The Hittites: a forgotten people rediscovered

The Hittites were a people who, although mentioned in the Bible, were virtually unknown until the late 19th and early 20th century.

Early in the 20th century, German archeologists came upon an imposing site called Boghazkoy, on central Turkey’s Anatolian plateau, in the bend of the Halys River. It has been continuously excavated ever since, with minor interruptions during the two world wars.

We now know that the major phases of Hittite power occurred in the second millennium BCE during the Middle and Late Bronze Ages, and were divided into the Old and New Hittite Kingdoms. The Old Hittite Kingdom flourished in the first half of the second millennium, while the New Kingdom was a major power in the Near East from 1420 until 1200 BCE during the Late Bronze Age.

We first hear of the Hittites from documents found in the Old Assyrian trading colony of Kanesh, modern Kultepe, in southeastern Turkey, circa 1750 BCE. They quickly rose to become a major power in the region, and one of their kings, Mursilis I, sacked Babylon in a lightning raid, either in 1590 or 1550 BCE (depending on which chronology one uses), bringing to an end the city’s first dynasty, made famous by the well-known Hammurabi. There seems to be evidence that Mursilis himself was murdered upon his return home. It was an act that plunged the Hittite kingdom into almost two centuries of chaos.

It was during the next phase of their history, New Kingdom, that the Hittites would become major players in the history of the Ancient Near East. This was the period that the renowned American Egyptologist, James Henry Breasted, called the First International Age. It’s represented by the large cache of tablets found at the court and capital of the heretic Pharaoh Amenhotep IV, better known as Akhenaten. These documents are known as the Amarna tablets, named after the modern Egyptian site, Tell el Amarna, where they were discovered.
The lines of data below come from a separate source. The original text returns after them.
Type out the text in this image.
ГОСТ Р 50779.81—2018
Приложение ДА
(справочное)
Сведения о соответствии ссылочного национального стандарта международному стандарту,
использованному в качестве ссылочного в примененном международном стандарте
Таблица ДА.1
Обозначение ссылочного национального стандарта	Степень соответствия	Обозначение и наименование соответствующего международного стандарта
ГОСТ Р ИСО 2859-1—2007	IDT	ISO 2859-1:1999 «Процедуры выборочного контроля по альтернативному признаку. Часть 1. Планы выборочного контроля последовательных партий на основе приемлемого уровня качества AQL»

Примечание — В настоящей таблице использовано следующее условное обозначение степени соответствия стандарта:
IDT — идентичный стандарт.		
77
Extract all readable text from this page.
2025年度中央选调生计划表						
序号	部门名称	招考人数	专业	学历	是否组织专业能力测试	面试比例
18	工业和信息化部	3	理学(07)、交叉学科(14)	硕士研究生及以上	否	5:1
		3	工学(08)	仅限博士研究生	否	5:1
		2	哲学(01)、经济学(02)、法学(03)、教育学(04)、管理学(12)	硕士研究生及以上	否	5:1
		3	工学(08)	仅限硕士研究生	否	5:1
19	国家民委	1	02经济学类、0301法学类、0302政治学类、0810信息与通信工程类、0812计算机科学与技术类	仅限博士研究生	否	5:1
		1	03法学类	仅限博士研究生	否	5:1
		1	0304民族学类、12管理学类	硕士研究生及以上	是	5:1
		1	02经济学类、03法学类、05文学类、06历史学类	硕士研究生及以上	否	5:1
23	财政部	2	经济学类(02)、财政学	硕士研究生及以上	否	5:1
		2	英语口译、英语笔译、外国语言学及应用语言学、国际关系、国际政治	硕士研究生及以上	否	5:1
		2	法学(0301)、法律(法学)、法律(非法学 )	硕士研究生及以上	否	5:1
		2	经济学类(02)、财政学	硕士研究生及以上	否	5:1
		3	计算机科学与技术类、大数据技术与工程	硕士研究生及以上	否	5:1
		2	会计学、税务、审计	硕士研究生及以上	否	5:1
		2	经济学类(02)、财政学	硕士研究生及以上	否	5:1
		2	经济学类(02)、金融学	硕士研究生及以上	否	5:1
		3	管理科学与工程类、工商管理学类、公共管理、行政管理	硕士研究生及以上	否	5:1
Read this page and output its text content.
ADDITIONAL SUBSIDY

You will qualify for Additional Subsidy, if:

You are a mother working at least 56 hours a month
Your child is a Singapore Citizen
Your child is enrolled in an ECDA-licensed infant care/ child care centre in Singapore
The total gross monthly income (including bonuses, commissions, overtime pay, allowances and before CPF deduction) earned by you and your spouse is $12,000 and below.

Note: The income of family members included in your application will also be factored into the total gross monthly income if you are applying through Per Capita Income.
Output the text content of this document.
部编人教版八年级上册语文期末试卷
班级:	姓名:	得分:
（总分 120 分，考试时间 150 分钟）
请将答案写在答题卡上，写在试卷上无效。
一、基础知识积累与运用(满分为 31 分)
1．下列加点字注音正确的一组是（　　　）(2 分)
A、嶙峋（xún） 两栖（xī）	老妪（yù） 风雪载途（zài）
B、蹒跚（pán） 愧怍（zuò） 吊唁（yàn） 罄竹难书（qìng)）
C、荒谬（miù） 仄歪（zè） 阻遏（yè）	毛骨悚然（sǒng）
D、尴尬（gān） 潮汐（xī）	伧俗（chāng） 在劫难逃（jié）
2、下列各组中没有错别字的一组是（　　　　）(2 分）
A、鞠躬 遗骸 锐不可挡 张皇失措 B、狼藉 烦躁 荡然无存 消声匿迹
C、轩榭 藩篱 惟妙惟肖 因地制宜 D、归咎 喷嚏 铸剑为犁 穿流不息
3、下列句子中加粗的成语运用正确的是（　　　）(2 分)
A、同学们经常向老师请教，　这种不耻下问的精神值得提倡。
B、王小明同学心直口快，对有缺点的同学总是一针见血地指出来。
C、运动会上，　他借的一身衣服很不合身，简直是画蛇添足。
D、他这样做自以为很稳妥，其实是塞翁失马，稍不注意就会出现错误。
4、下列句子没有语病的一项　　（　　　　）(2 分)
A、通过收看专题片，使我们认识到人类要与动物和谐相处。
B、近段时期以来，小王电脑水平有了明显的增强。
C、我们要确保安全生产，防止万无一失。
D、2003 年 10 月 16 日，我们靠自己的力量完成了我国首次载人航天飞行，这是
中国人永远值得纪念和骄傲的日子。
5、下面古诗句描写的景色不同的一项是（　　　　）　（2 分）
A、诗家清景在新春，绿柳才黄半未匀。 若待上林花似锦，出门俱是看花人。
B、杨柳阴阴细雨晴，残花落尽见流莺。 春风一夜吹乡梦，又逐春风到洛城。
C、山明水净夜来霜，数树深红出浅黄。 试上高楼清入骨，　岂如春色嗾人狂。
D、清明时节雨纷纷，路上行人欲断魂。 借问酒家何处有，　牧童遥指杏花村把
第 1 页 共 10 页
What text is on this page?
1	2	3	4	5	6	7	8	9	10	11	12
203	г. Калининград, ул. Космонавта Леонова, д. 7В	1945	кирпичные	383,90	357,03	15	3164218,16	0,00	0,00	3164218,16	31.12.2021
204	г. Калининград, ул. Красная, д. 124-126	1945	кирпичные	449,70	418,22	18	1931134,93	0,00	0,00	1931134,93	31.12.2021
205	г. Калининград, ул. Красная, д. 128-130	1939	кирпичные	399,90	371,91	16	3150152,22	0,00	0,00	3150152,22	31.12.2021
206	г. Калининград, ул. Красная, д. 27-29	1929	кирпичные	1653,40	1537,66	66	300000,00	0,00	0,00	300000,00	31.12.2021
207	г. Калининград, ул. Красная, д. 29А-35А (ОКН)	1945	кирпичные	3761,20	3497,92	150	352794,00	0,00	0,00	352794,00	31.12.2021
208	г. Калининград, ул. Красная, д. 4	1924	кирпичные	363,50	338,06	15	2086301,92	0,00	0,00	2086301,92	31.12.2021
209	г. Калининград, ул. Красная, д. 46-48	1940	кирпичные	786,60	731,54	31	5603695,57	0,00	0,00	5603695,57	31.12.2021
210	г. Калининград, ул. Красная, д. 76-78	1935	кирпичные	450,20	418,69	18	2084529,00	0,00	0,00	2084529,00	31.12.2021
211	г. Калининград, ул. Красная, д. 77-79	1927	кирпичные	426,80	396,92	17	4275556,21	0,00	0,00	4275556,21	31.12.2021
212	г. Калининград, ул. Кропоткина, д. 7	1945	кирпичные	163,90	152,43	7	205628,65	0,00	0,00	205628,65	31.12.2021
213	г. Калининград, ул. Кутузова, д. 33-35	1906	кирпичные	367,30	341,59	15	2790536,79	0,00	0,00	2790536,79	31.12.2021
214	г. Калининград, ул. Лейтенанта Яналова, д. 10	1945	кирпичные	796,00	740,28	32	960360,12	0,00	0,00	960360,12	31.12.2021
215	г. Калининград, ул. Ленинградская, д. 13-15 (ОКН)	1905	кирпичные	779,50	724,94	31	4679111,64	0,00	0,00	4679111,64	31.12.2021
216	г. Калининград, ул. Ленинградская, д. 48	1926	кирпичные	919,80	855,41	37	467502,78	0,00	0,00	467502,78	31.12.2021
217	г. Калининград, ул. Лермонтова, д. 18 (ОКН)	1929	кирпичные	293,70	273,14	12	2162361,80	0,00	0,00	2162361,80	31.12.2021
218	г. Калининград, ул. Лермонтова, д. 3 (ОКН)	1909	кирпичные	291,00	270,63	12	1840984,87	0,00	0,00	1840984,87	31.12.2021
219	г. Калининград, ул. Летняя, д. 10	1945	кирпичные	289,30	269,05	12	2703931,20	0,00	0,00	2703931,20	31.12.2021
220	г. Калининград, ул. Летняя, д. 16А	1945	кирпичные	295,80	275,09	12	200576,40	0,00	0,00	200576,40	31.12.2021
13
One of the Hittite princes almost became pharaoh of Egypt when the widow of the famous Tutankhamun (Akhenaten’s successor), Ankhesenamun, asked the Hittite king to send her one of his sons to marry. However, there seems to be evidence that he was murdered on his way to Egypt.

The Hittites would have a chance for revenge at the Battle of Kadesh, circa 1274 BCE, when they fought Ramses II. It’s the only ancient battle for which we have two accounts, both the Egyptian and the Hittite. Each side claimed a victory, but it would seem that the Hittites did better since Egypt virtually withdrew from Syria after the battle.

Afterward, both sides drew up a peace treaty, of which we also have two copies. It would be one of the last bouts of glory for the two empires, as they were about to be engulfed by the mass migrations and population displacements at the end of the Bronze Age, circa 1200-1150 BCE. It was these upheavals that would bring Israel to the former Egyptian province of Canaan.